From all sides of the Ukraine-impeachment controversy, the descent into puerility continues. The latest bit of juvenile behavior, wasting the time of the people’s House, comes from Republican House Leader Kevin McCarthy supporting a censure motion against Democratic House Intelligence Chairman Adam Schiff.
A formal House censure is a very serious thing, adopted only five times in the past 53 years. Yet McCarthy and Schiff, both Californians, act as if they are vying for supremacy in a playground sandbox. McCarthy, however, is the one now having the tantrum.
McCarthy’s complaint is that Schiff dared to dramatize for effect what Schiff considers to be the implicit message President Trump was sending in the July 25 call with the president of Ukraine. “[Mr. Schiff] is so desperate to damage the president,” charged McCarthy, “[that] he literally made up a false version of a phone call.”
Well, no. In Schiff’s rather nastily tendentious opening statement at a hearing on the subject last week, the chairman wanted to stress a particular interpretation of the July 25 transcript. Here’s exactly how he introduced his summary (at the four-minute mark):
“Shorn of its rambling character and in not so many words, this is the essence of what the president communicated.”
Other than the stilted language (“shorn of its rambling character”), this is normal. This is how people talk when describing a conversation: They summarize it. As in: “Basically, what Joe said was, yada yada yada, he really wants Sue to go out with him, yada yada yada, because she rocks his world.” Joe may never have said “rocks my world,” but the person describing Joe’s conversation is accurately portraying the essence of Joe’s attitude.
Schiff was very clear that his version of the conversation was interpretive, not literal. Not only that, but except for one five-second portion of the 60-second summary, he actually stuck closely to what would be a rather common understanding of what Trump said. The only thing Schiff relayed that wasn’t a rather straightforward paraphrase of Trump was this: “I want you to make up dirt on my political opponent, understand? Lots of it, on this and that.”
Trump obviously never told the Ukrainian leader to “make up dirt.” Schiff was editorializing, following the lead of numerous news outlets in rushing to characterize allegations against the Biden family as “thoroughly discredited.” His point was that the effect of Trump’s request would be to “make up dirt” in the sense that there was no real dirt to be found.
One certainly can take issue with Schiff’s judgment on the Bidens. One can rightly criticize him for going beyond interpretation, into rather malicious editorializing, during those five seconds. But to formally censure a colleague for somewhat overblown political rhetoric, when the colleague openly acknowledged he was providing a political interpretation of a five-page transcript, is ludicrous.
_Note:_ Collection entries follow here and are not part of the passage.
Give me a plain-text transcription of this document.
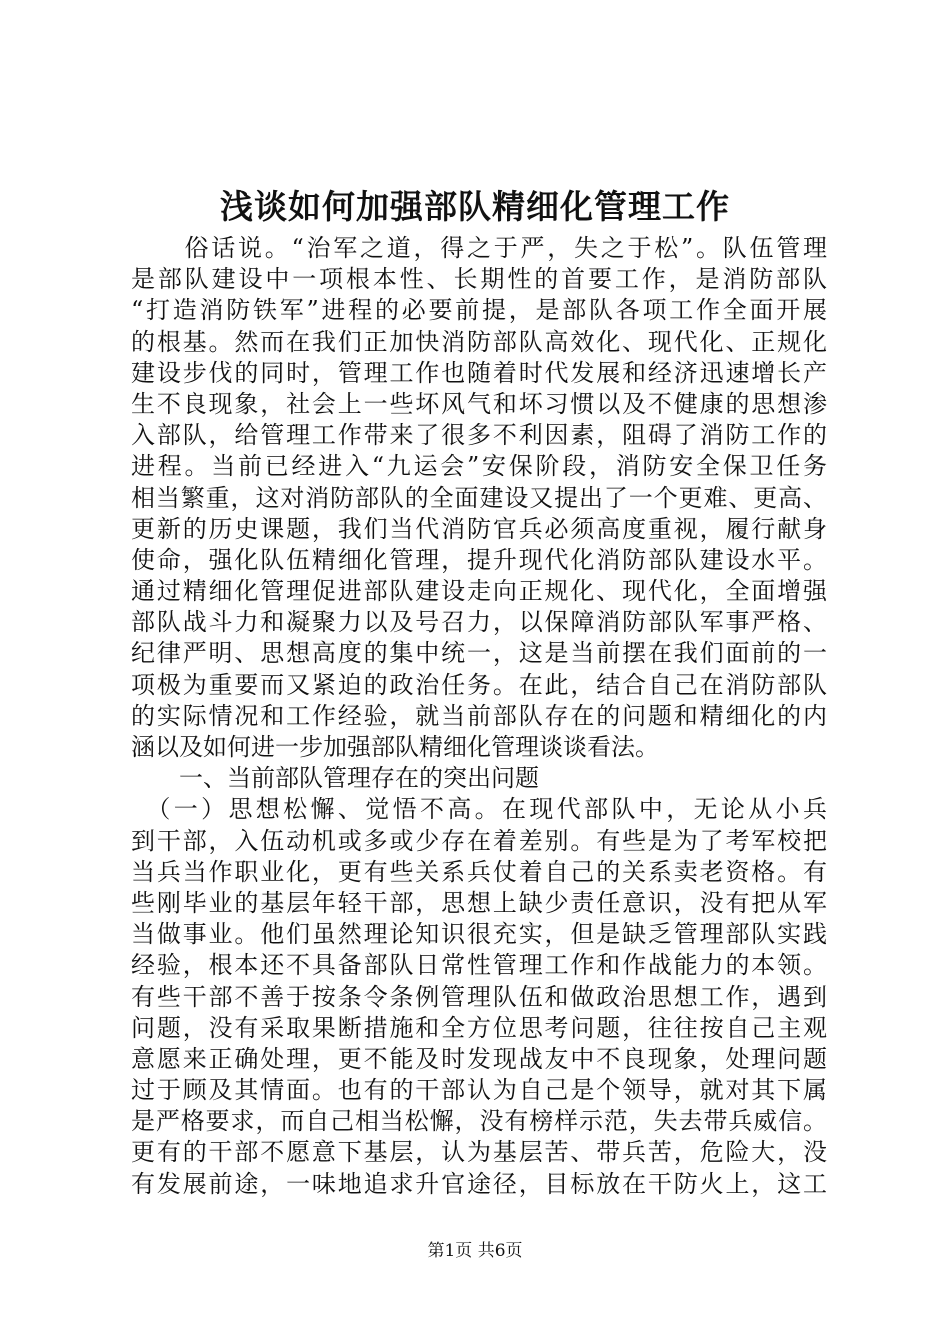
浅谈如何加强部队精细化管理工作
　　俗话说。“治军之道，得之于严，失之于松”。队伍管理
是部队建设中一项根本性、长期性的首要工作，是消防部队
“打造消防铁军”进程的必要前提，是部队各项工作全面开展
的根基。然而在我们正加快消防部队高效化、现代化、正规化
建设步伐的同时，管理工作也随着时代发展和经济迅速增长产
生不良现象，社会上一些坏风气和坏习惯以及不健康的思想渗
入部队，给管理工作带来了很多不利因素，阻碍了消防工作的
进程。当前已经进入“九运会”安保阶段，消防安全保卫任务
相当繁重，这对消防部队的全面建设又提出了一个更难、更高、
更新的历史课题，我们当代消防官兵必须高度重视，履行献身
使命，强化队伍精细化管理，提升现代化消防部队建设水平。
通过精细化管理促进部队建设走向正规化、现代化，全面增强
部队战斗力和凝聚力以及号召力，以保障消防部队军事严格、
纪律严明、思想高度的集中统一，这是当前摆在我们面前的一
项极为重要而又紧迫的政治任务。在此，结合自己在消防部队
的实际情况和工作经验，就当前部队存在的问题和精细化的内
涵以及如何进一步加强部队精细化管理谈谈看法。
　　一、当前部队管理存在的突出问题
　（一）思想松懈、觉悟不高。在现代部队中，无论从小兵
到干部，入伍动机或多或少存在着差别。有些是为了考军校把
当兵当作职业化，更有些关系兵仗着自己的关系卖老资格。有
些刚毕业的基层年轻干部，思想上缺少责任意识，没有把从军
当做事业。他们虽然理论知识很充实，但是缺乏管理部队实践
经验，根本还不具备部队日常性管理工作和作战能力的本领。
有些干部不善于按条令条例管理队伍和做政治思想工作，遇到
问题，没有采取果断措施和全方位思考问题，往往按自己主观
意愿来正确处理，更不能及时发现战友中不良现象，处理问题
过于顾及其情面。也有的干部认为自己是个领导，就对其下属
是严格要求，而自己相当松懈，没有榜样示范，失去带兵威信。
更有的干部不愿意下基层，认为基层苦、带兵苦，危险大，没
有发展前途，一味地追求升官途径，目标放在干防火上，这工
第1页 共6页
And for McCarthy to say that Schiff “made up a false version of a phone call” is the exact same thing Schiff did, in the same words. Schiff said Trump wanted Ukraine to “make up” dirt,” and McCarthy said Schiff “made up” a false version. This is how careless people often describe what their opponents are doing: They accuse them of “making up” something that’s false.
If Schiff had pretended to be reading a transcript verbatim, McCarthy might have had a point. But Schiff instead was using mere political hyperbole while advertising it as such from the beginning. If that is the sort of thing meriting a formal censure, someone will have to introduce a censure resolution against McCarthy, too.